# Regulation of the adaptive actin response by force-dependent bonds

> **NIH NIH F32** · UNIVERSITY OF CALIFORNIA BERKELEY · 2023 · $69,500

## Abstract

Abstract
Force transmission through the actin cytoskeleton is fundamental to how cells sense the geometric and
mechanical constraints of their environments, move through tissues, remodel the extracellular matrix, and
regulate signaling receptors at the plasma membrane (PM) to determine cell fate. In systems such as the leading
edge of migrating cells or in clathrin-mediated endocytosis (CME), polymerizing actin pushes against a
membrane to generate protrusive force. The dynamics, structure, and force generation of actin are regulated by
mechanics and actin binding proteins (ABPs) that bundle, branch, break, soften, stiffen, polymerize, tether, or
move actin filaments. Aside from myosin motors, how mechanical force regulates the affinity of ABPs has seldom
been investigated. When ABPs are mechanically anchored in the cell, force at the ABP-actin interface regulates
the lifetime of the ABP-actin bond, which I refer to hereafter as the force-dependent actin dissociation rate
(FDADR). While intuition suggests the lifetimes of molecular bonds should shorten when the molecules are
pulled apart (a “slip bond”)1, a surprising majority of recently characterized ABPs involved in cell adhesion form
“catch bonds” with actin that increase in lifetime (sometimes >100-fold2) as force increases2–5. These bonds are
highly tuned to the direction of force applied relative to the actin filament polarity2,4,6 with the most extreme
reported example being the asymmetric catch bond formed by talin's ABS3 domain2. The functional impact of
the FDADR of these ABPs is not known. Due to actin's importance in generating and transmitting mechanical
force, equilibrium bulk measurements of ABP-actin interactions provide an incomplete picture of how ABPs
contribute to actin cytoskeleton structure, function, and regulation.
During CME the PM is bent to encapsulate membrane-bound cargoes. When PM tension is high, actin
polymerization force is required to bend the membrane and pull the nascent vesicle into the cell7. Actin at the
CME pit “adapts” to PM tension by localizing to the surface of the pit preferentially in conditions of elevated PM
tension (i.e., precisely only when it is required for CME completion)8. I will test the hypothesis that the THATCH
actin binding domains of CME adapter HIP1R forms an asymmetric catch bond like homolog talin ABS3. I will
discover mutants with altered binding in a yeast molecular-genetic screen and characterize their FDADR. I will
develop a stochastic simulation to uncover the role of the FDADR in actin network structure and function during
CME. I hypothesize that HIP1R's FDADR is tuned to selectively bind actin filaments that bear mechanical load,
thus supporting endocytosis over a range of membrane tensions amidst dense cortical filamentous actin.
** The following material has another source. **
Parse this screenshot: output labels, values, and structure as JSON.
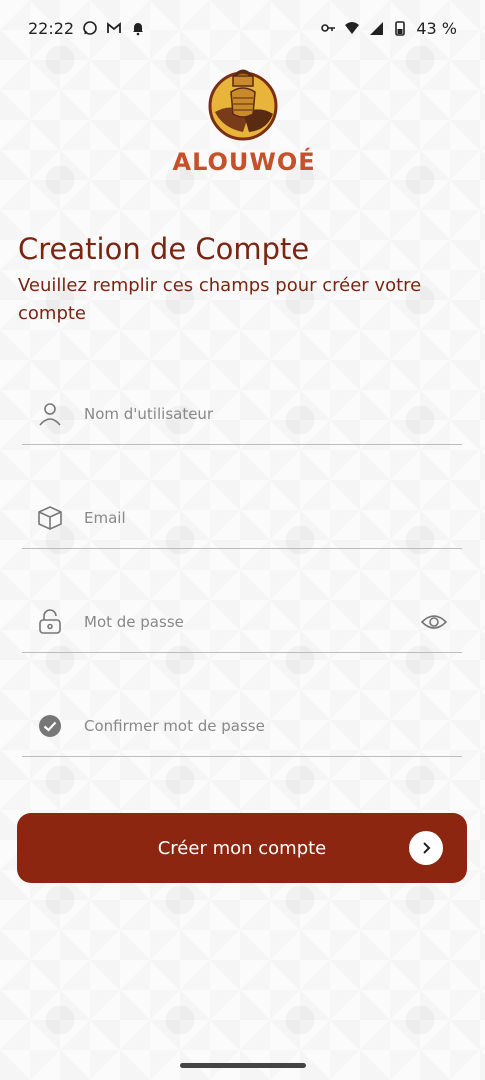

Mutant
HIP1R THATCH with altered FDADR will be expressed in mammalian cells, and their impact on CME and actin
organization will be determined and compared to simulations, thus relating FDADR to acti...

## Key facts

- **NIH application ID:** 10689699
- **Project number:** 5F32GM147993-02
- **Recipient organization:** UNIVERSITY OF CALIFORNIA BERKELEY
- **Principal Investigator:** Leanna Marie Owen
- **Activity code:** F32 (R01, R21, SBIR, etc.)
- **Funding institute:** NIH
- **Fiscal year:** 2023
- **Award amount:** $69,500
- **Award type:** 5
- **Project period:** 2022-09-01 → 2024-08-31

## Primary source

NIH RePORTER: https://reporter.nih.gov/project-details/10689699

## Citation

> US National Institutes of Health, RePORTER application 10689699, Regulation of the adaptive actin response by force-dependent bonds (5F32GM147993-02). Retrieved via AI Analytics 2026-05-26 from https://api.ai-analytics.org/grant/nih/10689699. Licensed CC0.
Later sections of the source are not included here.